Positive Organ Update

In November of 2013, I was fortunate enough to perform in a concert with the San Francisco Bay Area Chamber Choir at the All Saints Episcopal Church in Palo Alto, California. We were super fortunate in having the brilliant organist and piano player Rodney Gehrke to accompany us, and after the performance there, Rodney opened up the little beauty of a positive organ and took us for a tour. I first met this beauty in rehearsal, and she was all buttoned up, her wooden doors closed and hiding her pipes and keyboard. At the concert, the covers had been removed, and we got to see and hear her roar. To accommodate audience arrival and departure, she’d been pushed back into a corner temporarily. At the steep end, she was probably eight feet tall, to give you a sense of scale. This view shows the pipes, neatly packed into the elegant wood case. After the audience dispersed, Rodney pulled the organ out, and opened a few more doors. Here, you can see the keyboard and a top and side doors have been opened to reveal the pipes from new angles.
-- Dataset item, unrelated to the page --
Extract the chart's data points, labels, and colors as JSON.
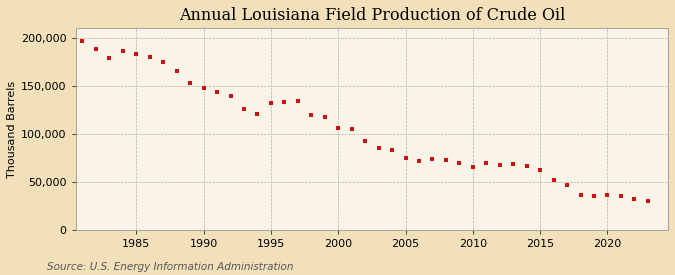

Then, sensing his audience was eager to hear this little gem, Rodney played a little bit, showing us how the stops worked and how each made the instrument sound. Photos were taken and copyright is held by Rachel Craig in 2013, all rights reserved. She can be contacted through me, if you leave your email address and interest in the comments. Her specialty is art photography. The instrument was made in the Netherlands by a company called Flentrop.
There are large and small pipes, and a few stops are located on this side. I love the pitched “roofline” of this organ.
The keyboard is white on black, and there are a few more stops located on the right.
He gave us an impromptu concert, fast on the heels of a much more formal one. There were a dozen of us, held rapt by the beauty of the instrument and the great skill of the player.